Shaving Cream Madness


Mind if I lie on the couch here and tell you all about it?  It was humiliating and I am ashamed.  Yesterday morning I ran out of shaving cream.  Carrie kindly offered one of her twenty-three shaving cream containers that she keeps on hand for … well, I actually don’t know why she has that many.  Some people hoard food for the end of the world as we know it, but Carrie, evidently, stocks up on shaving cream.

Her first attempt to help me with my shaving cream crisis was to hand me a pink colored, estrogen reeking, floral printed, girl power contraption.  NO WAY TO THAT!  I coiled back refusing to even touch it.  As one would expect, I think my hairy chest became even hairier with my defiance.  What was unexpected, was my loving wife’s clearly offended reaction to my extremely reasonable, yet firm, dude of all dude’s position on this critical matter.

Carrie was relentless (Kevin’s quick note:  To be clear, it was definitely relentless and not nagging.  Yeah, never nagging.)  So, she returned to her inventory stockpile and, moments later, charged back to the battle armed with a baby blue colored shaving cream container.  Her eyes looked to be welling up as she presented me with her gift.  It was extremely thoughtful and caring.  She did go through a lot of trouble.  And, it was blue.  Baby blue, but still, it had blue and therefore can pass for manly, right?

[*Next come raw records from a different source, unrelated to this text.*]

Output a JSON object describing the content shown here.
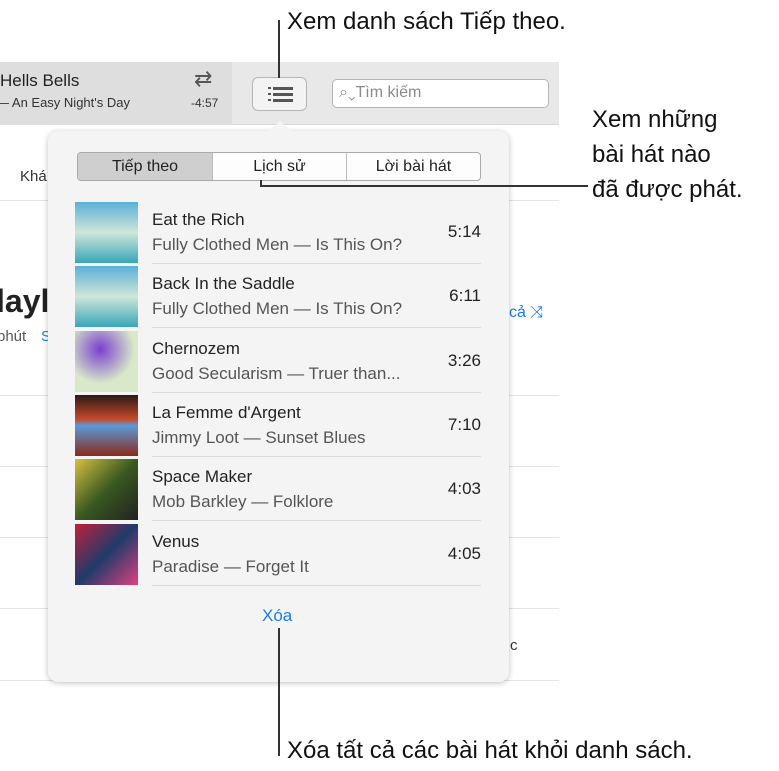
{
  "now_playing": {
    "title": "Hells Bells",
    "subtitle": "— An Easy Night's Day",
    "time_remaining": "-4:57"
  },
  "search": {
    "placeholder": "Tìm kiếm"
  },
  "background": {
    "tab_partial": "Khá",
    "heading_partial": "layl",
    "duration_partial": "phút",
    "link_partial": "S",
    "shuffle_partial": "cả",
    "cell_partial": "c"
  },
  "popover": {
    "tabs": [
      {
        "label": "Tiếp theo",
        "active": true
      },
      {
        "label": "Lịch sử"
      },
      {
        "label": "Lời bài hát"
      }
    ],
    "songs": [
      {
        "title": "Eat the Rich",
        "subtitle": "Fully Clothed Men — Is This On?",
        "duration": "5:14"
      },
      {
        "title": "Back In the Saddle",
        "subtitle": "Fully Clothed Men — Is This On?",
        "duration": "6:11"
      },
      {
        "title": "Chernozem",
        "subtitle": "Good Secularism — Truer than...",
        "duration": "3:26"
      },
      {
        "title": "La Femme d'Argent",
        "subtitle": "Jimmy Loot — Sunset Blues",
        "duration": "7:10"
      },
      {
        "title": "Space Maker",
        "subtitle": "Mob Barkley — Folklore",
        "duration": "4:03"
      },
      {
        "title": "Venus",
        "subtitle": "Paradise — Forget It",
        "duration": "4:05"
      }
    ],
    "clear_label": "Xóa"
  },
  "callouts": {
    "up_next": "Xem danh sách Tiếp theo.",
    "history": [
      "Xem những",
      "bài hát nào",
      "đã được phát."
    ],
    "clear": "Xóa tất cả các bài hát khỏi danh sách."
  },
  "colors": {
    "accent": "#1a7cf5"
  }
}
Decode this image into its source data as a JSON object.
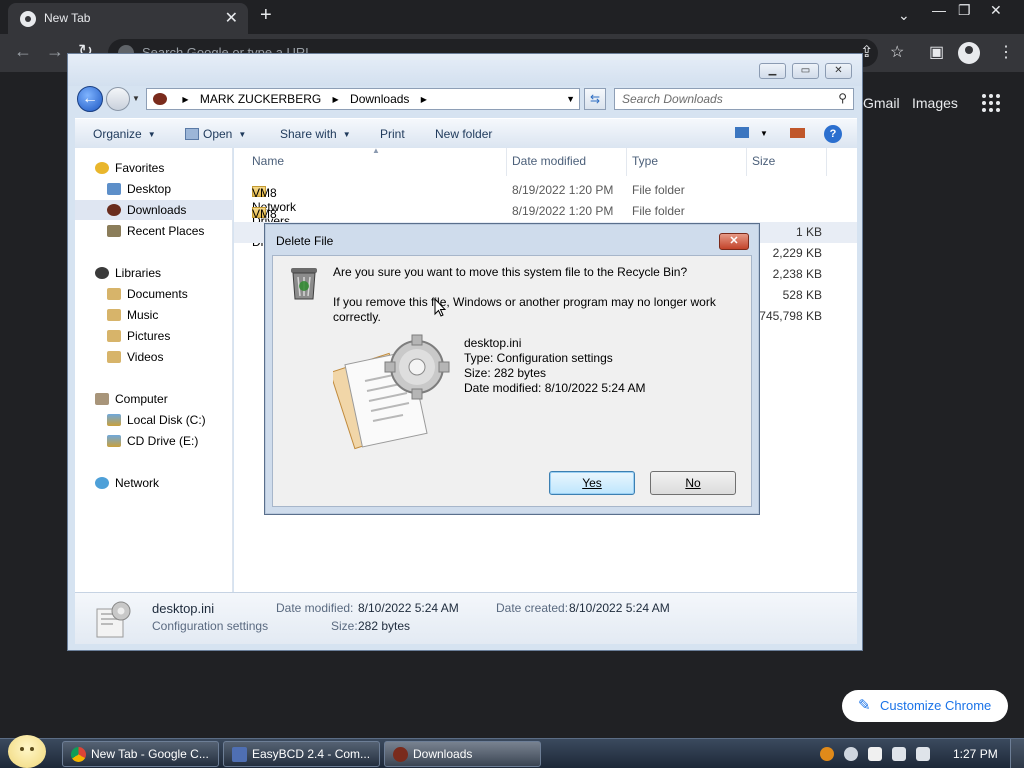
{
  "chrome": {
    "tab_title": "New Tab",
    "omnibox_placeholder": "Search Google or type a URL",
    "ntp_links": [
      "Gmail",
      "Images"
    ],
    "customize_label": "Customize Chrome"
  },
  "explorer": {
    "breadcrumb": [
      "MARK ZUCKERBERG",
      "Downloads"
    ],
    "search_placeholder": "Search Downloads",
    "toolbar": {
      "organize": "Organize",
      "open": "Open",
      "share_with": "Share with",
      "print": "Print",
      "new_folder": "New folder"
    },
    "nav": {
      "favorites": "Favorites",
      "desktop": "Desktop",
      "downloads": "Downloads",
      "recent_places": "Recent Places",
      "libraries": "Libraries",
      "documents": "Documents",
      "music": "Music",
      "pictures": "Pictures",
      "videos": "Videos",
      "computer": "Computer",
      "local_disk": "Local Disk (C:)",
      "cd_drive": "CD Drive (E:)",
      "network": "Network"
    },
    "columns": {
      "name": "Name",
      "date_modified": "Date modified",
      "type": "Type",
      "size": "Size"
    },
    "files": [
      {
        "name": "VM8 Network Drivers",
        "date": "8/19/2022 1:20 PM",
        "type": "File folder",
        "size": ""
      },
      {
        "name": "VM8 VGA Drivers",
        "date": "8/19/2022 1:20 PM",
        "type": "File folder",
        "size": ""
      },
      {
        "name": "",
        "date": "",
        "type": "",
        "size": "1 KB"
      },
      {
        "name": "",
        "date": "",
        "type": "",
        "size": "2,229 KB"
      },
      {
        "name": "",
        "date": "",
        "type": "",
        "size": "2,238 KB"
      },
      {
        "name": "",
        "date": "",
        "type": "",
        "size": "528 KB"
      },
      {
        "name": "",
        "date": "",
        "type": "",
        "size": "745,798 KB"
      }
    ],
    "details": {
      "filename": "desktop.ini",
      "filetype": "Configuration settings",
      "date_modified_label": "Date modified:",
      "date_modified": "8/10/2022 5:24 AM",
      "date_created_label": "Date created:",
      "date_created": "8/10/2022 5:24 AM",
      "size_label": "Size:",
      "size": "282 bytes"
    }
  },
  "dialog": {
    "title": "Delete File",
    "question": "Are you sure you want to move this system file to the Recycle Bin?",
    "warning": "If you remove this file, Windows or another program may no longer work correctly.",
    "file_name": "desktop.ini",
    "file_type": "Type: Configuration settings",
    "file_size": "Size: 282 bytes",
    "file_date": "Date modified: 8/10/2022 5:24 AM",
    "yes_label": "Yes",
    "no_label": "No"
  },
  "taskbar": {
    "buttons": [
      "New Tab - Google C...",
      "EasyBCD 2.4 - Com...",
      "Downloads"
    ],
    "clock": "1:27 PM"
  }
}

I accepted her gift yesterday, but it would be this morning before I put it to use.  Did I mention yet that what I am about to share is humiliating and that I am ashamed?  Oh, and by the way, this couch is very comfortable.

I was home alone with the blue container in my right hand as I began to dispense the foaming content into my left hand.  What I saw next was utterly shocking.  Pink!  The foaming content was pink.  Yes, it was pink.  Pink, pink, pink.  And it was touching my hand.  I just stared at it … helplessly.  I was trapped.  What do I do now?  Well, I did the unthinkable.  I cringed and spread that stuff on my face.  I looked at my reflection in the mirror and saw a once proud man wearing pink shaving cream staring back at me.  The trauma I experienced was unbearable.  I had to look in the mirror at my miserable self for 83 seconds while I shaved it away.

It is now over, but that disturbing image of me keeps flashing back in my mind.  It won’t go away.

I will never, never-ever, allow that to happen to me again.  Today, I am buying twenty-four shaving cream containers to keep on hand.  I plan on being at CostCo today when it opens.  Oh, and if I see you there, can we talk about the weather?  I hear it’s supposed to rain.

1 comment:

  1. Oh, Kevin...sooo funny! I can almost hear your testosterone levels screaming as they shrink in horror. What's a guy to do as the battle between your frugal side and your manhood becomes a Sophie's choice of sorts? Not to mention your wife's feelings and that dreaded trip to the store as an alternative. You made the right choice!